Malte Bernhardt auf seiner Antares 20m mit Elektroantrieb und Holger Back mit Co-Pilot Torsten Besser auf dem Vereinssegler „Yankee Hotel“ gaben ebenfalls alles. Beide blieben aber knapp unter der Mindestwertungsgeschwindigkeit von 40 km/h. Der Kommentar von Malte: „Fette Schauer und Gewitter inmitten unserer durch die Kontrollzonen eingeschränkten Lufträume – irgendwann gibt’s dann keine Lücke mehr.“ Holger traf in der Luft ein sehr seltenes Schwarzstorchpaar. Ein Erlebnis, dass er ohne die Bundesliga verpasst hätte.

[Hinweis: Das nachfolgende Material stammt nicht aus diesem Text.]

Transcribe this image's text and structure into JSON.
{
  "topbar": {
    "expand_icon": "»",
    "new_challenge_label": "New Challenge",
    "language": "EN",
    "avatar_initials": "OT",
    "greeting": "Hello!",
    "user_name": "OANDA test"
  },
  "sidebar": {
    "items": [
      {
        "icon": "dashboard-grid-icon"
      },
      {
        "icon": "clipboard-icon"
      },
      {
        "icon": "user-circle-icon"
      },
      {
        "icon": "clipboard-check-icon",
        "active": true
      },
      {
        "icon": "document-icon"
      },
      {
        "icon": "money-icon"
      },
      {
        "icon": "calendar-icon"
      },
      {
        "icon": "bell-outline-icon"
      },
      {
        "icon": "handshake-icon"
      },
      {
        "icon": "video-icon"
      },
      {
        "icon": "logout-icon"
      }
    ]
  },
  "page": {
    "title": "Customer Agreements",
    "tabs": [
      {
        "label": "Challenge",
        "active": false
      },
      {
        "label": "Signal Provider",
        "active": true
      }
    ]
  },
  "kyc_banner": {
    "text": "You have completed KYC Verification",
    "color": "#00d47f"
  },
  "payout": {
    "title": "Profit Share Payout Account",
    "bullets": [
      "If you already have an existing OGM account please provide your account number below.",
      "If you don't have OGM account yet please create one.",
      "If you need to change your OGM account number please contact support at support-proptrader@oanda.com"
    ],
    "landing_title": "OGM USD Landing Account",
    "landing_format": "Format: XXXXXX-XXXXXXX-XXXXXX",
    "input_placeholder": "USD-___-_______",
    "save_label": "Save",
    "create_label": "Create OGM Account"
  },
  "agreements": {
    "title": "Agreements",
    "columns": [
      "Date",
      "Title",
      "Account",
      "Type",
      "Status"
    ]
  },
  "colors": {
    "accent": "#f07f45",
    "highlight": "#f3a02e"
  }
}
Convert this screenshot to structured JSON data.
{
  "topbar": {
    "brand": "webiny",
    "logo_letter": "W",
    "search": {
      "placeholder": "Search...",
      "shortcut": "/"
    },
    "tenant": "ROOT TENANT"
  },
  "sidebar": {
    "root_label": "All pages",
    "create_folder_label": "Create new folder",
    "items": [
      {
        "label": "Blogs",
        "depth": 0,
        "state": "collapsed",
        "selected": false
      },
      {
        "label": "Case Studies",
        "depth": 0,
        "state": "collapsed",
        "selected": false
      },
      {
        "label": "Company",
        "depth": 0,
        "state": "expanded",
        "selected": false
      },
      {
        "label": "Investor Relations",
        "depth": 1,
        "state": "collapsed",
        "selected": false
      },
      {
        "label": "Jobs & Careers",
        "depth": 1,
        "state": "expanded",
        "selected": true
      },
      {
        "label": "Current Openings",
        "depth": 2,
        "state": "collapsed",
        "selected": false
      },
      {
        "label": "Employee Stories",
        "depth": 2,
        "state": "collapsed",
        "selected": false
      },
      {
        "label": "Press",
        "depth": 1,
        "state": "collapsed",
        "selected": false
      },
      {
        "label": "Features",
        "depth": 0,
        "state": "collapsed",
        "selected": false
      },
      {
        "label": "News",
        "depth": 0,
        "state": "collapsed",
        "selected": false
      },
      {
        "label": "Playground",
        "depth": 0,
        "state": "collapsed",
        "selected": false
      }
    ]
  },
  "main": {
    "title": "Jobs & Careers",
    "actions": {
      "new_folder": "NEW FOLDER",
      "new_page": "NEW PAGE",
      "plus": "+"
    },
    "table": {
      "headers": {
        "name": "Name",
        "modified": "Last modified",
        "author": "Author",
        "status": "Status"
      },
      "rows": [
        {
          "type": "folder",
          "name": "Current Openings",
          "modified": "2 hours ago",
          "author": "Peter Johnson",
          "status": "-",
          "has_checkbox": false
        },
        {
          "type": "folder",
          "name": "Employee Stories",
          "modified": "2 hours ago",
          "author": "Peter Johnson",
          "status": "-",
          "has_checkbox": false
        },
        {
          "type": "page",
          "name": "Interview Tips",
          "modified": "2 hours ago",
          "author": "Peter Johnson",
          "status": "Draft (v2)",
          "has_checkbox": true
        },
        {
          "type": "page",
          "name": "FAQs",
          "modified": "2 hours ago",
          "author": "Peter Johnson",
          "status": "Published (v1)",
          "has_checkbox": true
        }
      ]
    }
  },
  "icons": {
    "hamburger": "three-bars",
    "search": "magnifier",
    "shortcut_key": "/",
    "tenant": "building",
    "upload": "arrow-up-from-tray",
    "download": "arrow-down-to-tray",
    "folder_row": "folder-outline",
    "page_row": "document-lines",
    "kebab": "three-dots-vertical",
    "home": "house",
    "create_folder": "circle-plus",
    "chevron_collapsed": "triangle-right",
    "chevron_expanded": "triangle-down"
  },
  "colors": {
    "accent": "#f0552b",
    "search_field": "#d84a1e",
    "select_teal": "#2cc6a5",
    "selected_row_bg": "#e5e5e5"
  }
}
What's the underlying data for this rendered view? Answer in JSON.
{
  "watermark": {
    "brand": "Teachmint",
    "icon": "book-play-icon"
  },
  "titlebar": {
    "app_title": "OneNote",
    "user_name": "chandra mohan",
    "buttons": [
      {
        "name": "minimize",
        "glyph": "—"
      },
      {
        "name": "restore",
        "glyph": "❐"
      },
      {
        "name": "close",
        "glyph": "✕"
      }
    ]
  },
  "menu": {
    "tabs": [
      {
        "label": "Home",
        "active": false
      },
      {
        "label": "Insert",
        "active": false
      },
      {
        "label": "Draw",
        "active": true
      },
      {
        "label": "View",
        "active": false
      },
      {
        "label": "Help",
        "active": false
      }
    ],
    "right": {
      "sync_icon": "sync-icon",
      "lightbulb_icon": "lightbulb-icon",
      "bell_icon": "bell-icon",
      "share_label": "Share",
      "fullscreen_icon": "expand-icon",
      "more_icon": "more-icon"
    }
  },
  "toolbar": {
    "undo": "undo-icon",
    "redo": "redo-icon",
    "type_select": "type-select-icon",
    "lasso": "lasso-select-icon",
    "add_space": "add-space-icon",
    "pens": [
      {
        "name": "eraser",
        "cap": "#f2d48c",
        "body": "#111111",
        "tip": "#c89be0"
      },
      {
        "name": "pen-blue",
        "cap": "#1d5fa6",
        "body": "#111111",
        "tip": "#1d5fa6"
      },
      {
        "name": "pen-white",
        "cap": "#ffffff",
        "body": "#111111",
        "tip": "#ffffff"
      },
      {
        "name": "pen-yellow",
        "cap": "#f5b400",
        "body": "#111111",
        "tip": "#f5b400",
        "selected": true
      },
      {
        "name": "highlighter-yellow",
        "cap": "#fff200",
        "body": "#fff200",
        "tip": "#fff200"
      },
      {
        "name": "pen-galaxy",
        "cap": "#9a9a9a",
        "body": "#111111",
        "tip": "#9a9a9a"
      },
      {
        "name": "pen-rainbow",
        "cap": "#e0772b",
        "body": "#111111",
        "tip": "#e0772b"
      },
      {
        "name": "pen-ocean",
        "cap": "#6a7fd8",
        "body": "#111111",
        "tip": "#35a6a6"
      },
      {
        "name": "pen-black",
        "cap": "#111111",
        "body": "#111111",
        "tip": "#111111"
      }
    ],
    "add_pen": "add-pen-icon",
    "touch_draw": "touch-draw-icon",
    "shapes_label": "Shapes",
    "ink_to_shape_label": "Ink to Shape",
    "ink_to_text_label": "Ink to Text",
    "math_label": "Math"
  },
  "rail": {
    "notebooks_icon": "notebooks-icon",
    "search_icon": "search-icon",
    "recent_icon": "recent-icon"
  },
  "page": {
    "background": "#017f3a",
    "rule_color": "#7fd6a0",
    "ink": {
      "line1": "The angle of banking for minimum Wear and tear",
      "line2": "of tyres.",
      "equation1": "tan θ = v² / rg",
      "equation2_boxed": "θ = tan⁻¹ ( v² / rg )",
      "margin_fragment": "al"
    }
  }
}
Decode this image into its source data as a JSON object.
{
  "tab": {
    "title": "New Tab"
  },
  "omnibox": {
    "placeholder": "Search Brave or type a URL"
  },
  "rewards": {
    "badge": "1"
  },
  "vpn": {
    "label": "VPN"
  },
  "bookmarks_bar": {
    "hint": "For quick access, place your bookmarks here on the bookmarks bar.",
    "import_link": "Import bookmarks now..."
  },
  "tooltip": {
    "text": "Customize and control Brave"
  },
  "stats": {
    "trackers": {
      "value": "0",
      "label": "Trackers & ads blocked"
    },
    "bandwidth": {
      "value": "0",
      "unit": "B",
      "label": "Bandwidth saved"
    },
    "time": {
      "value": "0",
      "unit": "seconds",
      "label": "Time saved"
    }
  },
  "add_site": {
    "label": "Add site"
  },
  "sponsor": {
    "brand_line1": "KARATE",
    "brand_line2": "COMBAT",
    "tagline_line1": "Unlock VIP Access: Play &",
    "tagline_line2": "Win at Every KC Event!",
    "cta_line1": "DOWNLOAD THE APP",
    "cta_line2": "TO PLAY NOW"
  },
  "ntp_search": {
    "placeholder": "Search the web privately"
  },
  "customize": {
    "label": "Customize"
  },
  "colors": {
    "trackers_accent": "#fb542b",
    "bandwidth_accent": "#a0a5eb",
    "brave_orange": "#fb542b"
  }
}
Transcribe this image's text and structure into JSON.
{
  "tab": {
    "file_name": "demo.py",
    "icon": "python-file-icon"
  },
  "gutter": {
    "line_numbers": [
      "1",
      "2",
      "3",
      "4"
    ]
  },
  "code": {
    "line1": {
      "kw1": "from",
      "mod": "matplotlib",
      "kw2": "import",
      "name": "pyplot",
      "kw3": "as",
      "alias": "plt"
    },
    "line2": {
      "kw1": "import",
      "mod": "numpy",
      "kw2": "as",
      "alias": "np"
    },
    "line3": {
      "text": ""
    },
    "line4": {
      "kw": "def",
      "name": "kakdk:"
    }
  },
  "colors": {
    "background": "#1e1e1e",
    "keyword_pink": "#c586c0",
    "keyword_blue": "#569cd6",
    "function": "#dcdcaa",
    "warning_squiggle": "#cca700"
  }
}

Gewitter am HimmelDer Erstligist des Blauen Ländchens gehört immerhin zu den 20 von 30 Vereinen, die sich überhaupt in die Wertung der 7. Runde hineingearbeitet haben. Auf Platz 19 gibt es immerhin zwei Punkte. Die Tabellenplatzierung sorgt jedoch für Sorgenfalten: Platz 23 liegt genau vor der Abstiegszone. Es gibt aber einen Lichtblick, da der Abstand mit acht Punkten recht groß ist. Für einen noch optimistischeren Ausblick sorgt der Punkteabstand zu den unmittelbaren Konkurrenten, der sehr eng ist. Nur acht Punkte mehr und der AC Nastätten befände sich recht komfortabel in der Tabellenmitte.